Before he could blink, they ran out of time. "Enough of this!" the gang leader, a hulking young man barely into adulthood, snarled in fury. He stalked forward and grabbed the gun out of Paul's hand, then pointed it directly between Rhosyn's eyes. "You interrupted our business, bitch. This time you'll pay the price."
"No!" Astounded, her heart thumping wildly, Rhosyn realized the word had come from Paul. The boy swiveled around to face the leader, his eyes fierce and narrow. "Let her go."
This rebellion from what he'd thought was his latest recruit only served to infuriate the leader further. He swung the pistol over from Rhosyn's forehead to Paul's. "So much for your test, punk. You lose."
His thumb swung up to cock the pistol, but Rhosyn was moving, too. Faster than she'd ever moved in her life, she grabbed Paul's hand in hers – the one wearing the time jumper – simultaneously flipping the jumper open with her other hand, and stabbing Recall and Execute at lightning speed.
The pistol roared as the two of them flashed out, the bullet slamming through empty air where Paul's head had been a millisecond earlier. They stumbled together out of the transport flash and into the library courtyard, lit now by an enormous, brilliant full moon.
"Holy SHIT!" Paul screamed hoarsely, his adolescent voice cracking uncontrollably. His legs collapsed, and he sat, hard, on the edge of a planter, ripping his numbed hand from hers.
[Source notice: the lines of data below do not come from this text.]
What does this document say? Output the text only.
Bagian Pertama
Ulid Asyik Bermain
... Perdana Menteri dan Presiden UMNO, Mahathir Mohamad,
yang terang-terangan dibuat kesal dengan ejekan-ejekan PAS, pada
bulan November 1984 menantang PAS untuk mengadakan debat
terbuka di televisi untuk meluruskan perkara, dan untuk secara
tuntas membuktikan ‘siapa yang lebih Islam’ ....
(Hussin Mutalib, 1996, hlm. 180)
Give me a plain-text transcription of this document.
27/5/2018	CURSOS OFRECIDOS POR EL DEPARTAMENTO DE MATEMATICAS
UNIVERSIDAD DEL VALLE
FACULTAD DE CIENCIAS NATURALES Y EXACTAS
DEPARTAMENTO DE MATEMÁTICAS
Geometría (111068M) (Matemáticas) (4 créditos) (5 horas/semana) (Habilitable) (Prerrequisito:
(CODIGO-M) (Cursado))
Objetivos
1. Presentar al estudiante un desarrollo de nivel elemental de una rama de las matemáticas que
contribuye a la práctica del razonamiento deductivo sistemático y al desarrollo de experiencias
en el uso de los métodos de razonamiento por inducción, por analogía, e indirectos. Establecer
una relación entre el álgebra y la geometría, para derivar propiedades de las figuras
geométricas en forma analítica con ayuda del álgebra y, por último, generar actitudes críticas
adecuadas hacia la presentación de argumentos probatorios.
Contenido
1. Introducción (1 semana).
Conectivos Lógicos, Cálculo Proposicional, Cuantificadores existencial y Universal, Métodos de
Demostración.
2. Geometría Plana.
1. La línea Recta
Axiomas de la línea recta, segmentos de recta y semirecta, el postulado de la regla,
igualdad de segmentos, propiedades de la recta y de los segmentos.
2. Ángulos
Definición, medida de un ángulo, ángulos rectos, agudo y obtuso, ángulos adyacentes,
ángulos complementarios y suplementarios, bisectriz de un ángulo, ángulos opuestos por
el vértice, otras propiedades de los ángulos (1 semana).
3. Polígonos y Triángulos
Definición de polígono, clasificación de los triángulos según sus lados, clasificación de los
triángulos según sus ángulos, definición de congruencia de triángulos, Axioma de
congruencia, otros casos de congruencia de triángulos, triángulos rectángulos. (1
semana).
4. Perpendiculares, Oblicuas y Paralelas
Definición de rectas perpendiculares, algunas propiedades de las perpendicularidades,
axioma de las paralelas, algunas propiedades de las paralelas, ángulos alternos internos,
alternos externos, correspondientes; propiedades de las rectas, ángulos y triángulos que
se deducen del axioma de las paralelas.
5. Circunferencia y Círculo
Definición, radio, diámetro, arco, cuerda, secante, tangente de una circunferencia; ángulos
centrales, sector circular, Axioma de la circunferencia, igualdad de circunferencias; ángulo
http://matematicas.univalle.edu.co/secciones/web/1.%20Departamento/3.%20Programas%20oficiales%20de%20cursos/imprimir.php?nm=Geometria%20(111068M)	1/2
His eyes swung around the courtyard frantically, as if expecting it to disappear, or the gang to burst out of the bushes at any second, before finally fastened on Rhosyn, utterly bewildered, and still terrified. "What the HELL just happened?"
She wanted to go sit beside him, but her legs, as rubbery as his must have been, wouldn't move just then. "It's OK, Paul, it's OK. I transported us out of there, with this."
She moved to hold up her arm with the jumper on it to show him, but all of a sudden she got a tremendous shock from the device, lancing through her wrist and forearm. "Ouch!" Flipping open the lid, she peered closely at the dim light skittering across the display, not at all what it usually showed, pre- or post-jump. The tiny screen was clouded over as if fogged. She used her forefinger to try to wipe it off – jumping a little as another tiny electric shock sparked between device and finger, like static electricity.
And then, without warning, a brilliant, unearthly white light hit her face.